= Shobita Satyapal =

American astrophysicist

Shobita Satyapal is an American astrophysicist who studies supermassive black holes, intermediate-mass black holes, and their effects on galaxy formation and evolution. Her research has shown that dwarf galaxies and galaxies lacking a thick galactic bulge contain black holes that are larger than were expected, and combined data from multiple telescopes to find pairs of supermassive black holes approaching a collision. She is a professor in the Physics & Astronomy Department at George Mason University.

==Education and career==
Satyapal is a 1988 magna cum laude graduate of Bryn Mawr College, where she majored in physics. She went to the University of Rochester for graduate study in physics and astronomy, receiving a master's degree in 1990 and completing her Ph.D. in 1995. Her doctoral dissertation, Probing the dust enshrouded nuclei of the starburst galaxy systems M82 and Arp 299: High spatial resolution near-infrared Fabry–Pérot imaging observations, concerned Fabry–Pérot interferometry of Messier 82 and Arp 299, and was supervised by Dan M. Watson.
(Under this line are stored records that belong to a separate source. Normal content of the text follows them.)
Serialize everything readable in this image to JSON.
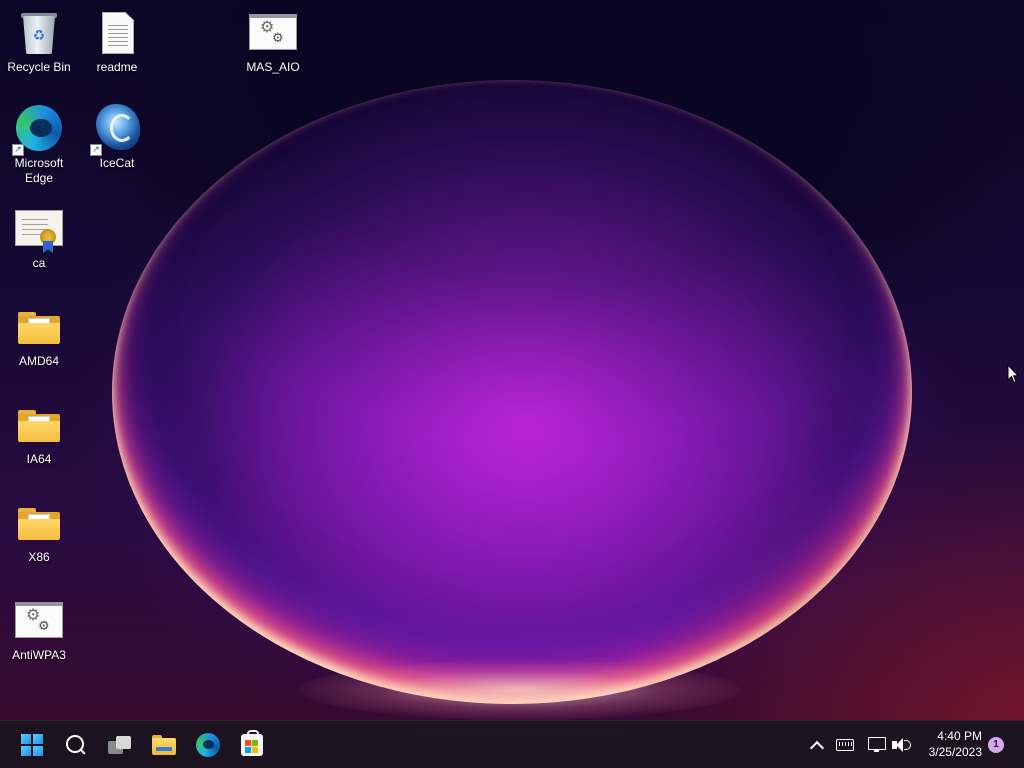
{
  "desktop": {
    "icons": [
      {
        "id": "recycle-bin",
        "label": "Recycle Bin"
      },
      {
        "id": "readme",
        "label": "readme"
      },
      {
        "id": "mas-aio",
        "label": "MAS_AIO"
      },
      {
        "id": "microsoft-edge",
        "label": "Microsoft Edge"
      },
      {
        "id": "icecat",
        "label": "IceCat"
      },
      {
        "id": "ca",
        "label": "ca"
      },
      {
        "id": "amd64",
        "label": "AMD64"
      },
      {
        "id": "ia64",
        "label": "IA64"
      },
      {
        "id": "x86",
        "label": "X86"
      },
      {
        "id": "antiwpa3",
        "label": "AntiWPA3"
      }
    ]
  },
  "taskbar": {
    "pinned": [
      {
        "name": "Start",
        "icon": "windows-logo-icon"
      },
      {
        "name": "Search",
        "icon": "search-icon"
      },
      {
        "name": "Task View",
        "icon": "task-view-icon"
      },
      {
        "name": "File Explorer",
        "icon": "folder-icon"
      },
      {
        "name": "Microsoft Edge",
        "icon": "edge-icon"
      },
      {
        "name": "Microsoft Store",
        "icon": "store-icon"
      }
    ],
    "tray": {
      "time": "4:40 PM",
      "date": "3/25/2023",
      "notification_count": "1"
    }
  },
  "colors": {
    "taskbar_bg": "#1c1420",
    "accent": "#1f8fe8",
    "notification_badge": "#d7a7f0"
  }
}
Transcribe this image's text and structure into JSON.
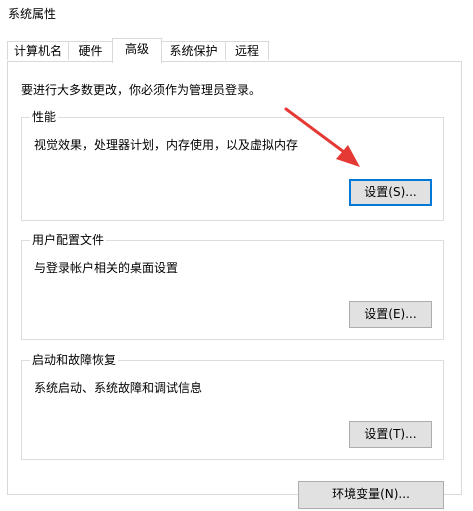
{
  "window": {
    "title": "系统属性"
  },
  "tabs": [
    {
      "label": "计算机名",
      "active": false
    },
    {
      "label": "硬件",
      "active": false
    },
    {
      "label": "高级",
      "active": true
    },
    {
      "label": "系统保护",
      "active": false
    },
    {
      "label": "远程",
      "active": false
    }
  ],
  "advanced": {
    "notice": "要进行大多数更改，你必须作为管理员登录。",
    "performance": {
      "title": "性能",
      "description": "视觉效果，处理器计划，内存使用，以及虚拟内存",
      "button_label": "设置(S)..."
    },
    "user_profiles": {
      "title": "用户配置文件",
      "description": "与登录帐户相关的桌面设置",
      "button_label": "设置(E)..."
    },
    "startup_recovery": {
      "title": "启动和故障恢复",
      "description": "系统启动、系统故障和调试信息",
      "button_label": "设置(T)..."
    },
    "env_vars_button_label": "环境变量(N)..."
  },
  "annotation": {
    "arrow_color": "#e53935",
    "arrow_icon": "red-arrow-pointer"
  },
  "colors": {
    "focus_border": "#0078d7",
    "button_face": "#e1e1e1"
  }
}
She became a postdoctoral researcher at the National Air and Space Museum from 1995 to 1996, NASA Goddard Space Flight Center from 1996 to 1999, Maria Mitchell Observatory in 1997 and 1998, and Space Telescope Science Institute from 1999 to 2001. While at the Space Telescope Science Institute, she also held an adjunct position at George Mason University, and she joined George Mason as an assistant professor in 2001, earning tenure there in 2006.

==Book==
Satyapal is a coauthor of the book Supermassive: Black Holes at the Beginning and End of the Universe (with James Trefil, Smithsonian Books, 2025).

==Recognition==
Satyapal was a 1998 recipient of the Presidential Early Career Award for Scientists and Engineers.